I can envision for infinite planes of charge that its electric field lines are leaving normal to the plane and constant in magnitude everywhere.
That's a good starting point. Now consider Gauss's Law:
$$\int_{\mathrm{closed~surface} }\vec{E}\cdot \mathrm{d}\vec{A} = \frac{Q_{\mathrm{inside}}}{\epsilon_o}.$$
Consider a small cylinder with its axis perpendicular to the plane of charge. The faces of the cylinder each have area $A$. Let this cylinder be place so that the plane of charge is at the mid-height of the cylinder. The cylinder encloses charge $Q = \sigma A$.
In the free-space plane, electric field lines penetrate the cylinder face both "up" and "down." Because the field lines are parallel to the axis of the cylinder and away from the plane, the integral turns out to be $2EA$, so
$$2EA=\frac{\sigma A}{\epsilon_o}.$$
Remember that d$\vec{A}$ points outside the volume of integration on all surfaces.

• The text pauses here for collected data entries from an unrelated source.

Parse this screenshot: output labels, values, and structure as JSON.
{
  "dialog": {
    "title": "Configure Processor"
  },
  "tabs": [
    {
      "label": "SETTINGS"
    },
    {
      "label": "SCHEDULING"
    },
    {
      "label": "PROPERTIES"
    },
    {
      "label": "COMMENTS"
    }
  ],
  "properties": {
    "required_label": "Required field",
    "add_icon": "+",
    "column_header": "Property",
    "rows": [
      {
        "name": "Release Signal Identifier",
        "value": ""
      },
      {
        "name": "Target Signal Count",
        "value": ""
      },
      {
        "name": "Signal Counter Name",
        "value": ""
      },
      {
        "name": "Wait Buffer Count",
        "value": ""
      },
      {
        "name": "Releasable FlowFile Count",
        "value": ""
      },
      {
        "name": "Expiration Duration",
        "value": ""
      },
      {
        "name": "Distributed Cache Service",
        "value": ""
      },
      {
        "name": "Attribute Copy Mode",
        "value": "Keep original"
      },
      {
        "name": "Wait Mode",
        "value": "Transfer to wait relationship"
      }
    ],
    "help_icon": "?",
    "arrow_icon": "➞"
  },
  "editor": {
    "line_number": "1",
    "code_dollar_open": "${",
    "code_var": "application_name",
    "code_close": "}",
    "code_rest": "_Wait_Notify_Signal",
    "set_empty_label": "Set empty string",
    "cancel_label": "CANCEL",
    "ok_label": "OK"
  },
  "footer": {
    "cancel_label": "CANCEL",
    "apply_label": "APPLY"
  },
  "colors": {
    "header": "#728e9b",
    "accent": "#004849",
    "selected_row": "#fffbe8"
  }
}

For the conductor, the E-field lines are only "up" away from the conductor surface (for positive charge, "down" toward the surface for negative), so only one end of the cylinder contributes to the integral. That's because the electric field inside a statically-charge conductor must be zero. That is because if the field was not zero, charges would be accelerating inside the conductor, and hence, not static. The static charge of a conductor resides totally on the outside edge of the conductor (not considering charge hanging in an empty cavity surrounded by conductor).
I'll let you do the math for the Gauss's Law application to the conductor plane and compare the results.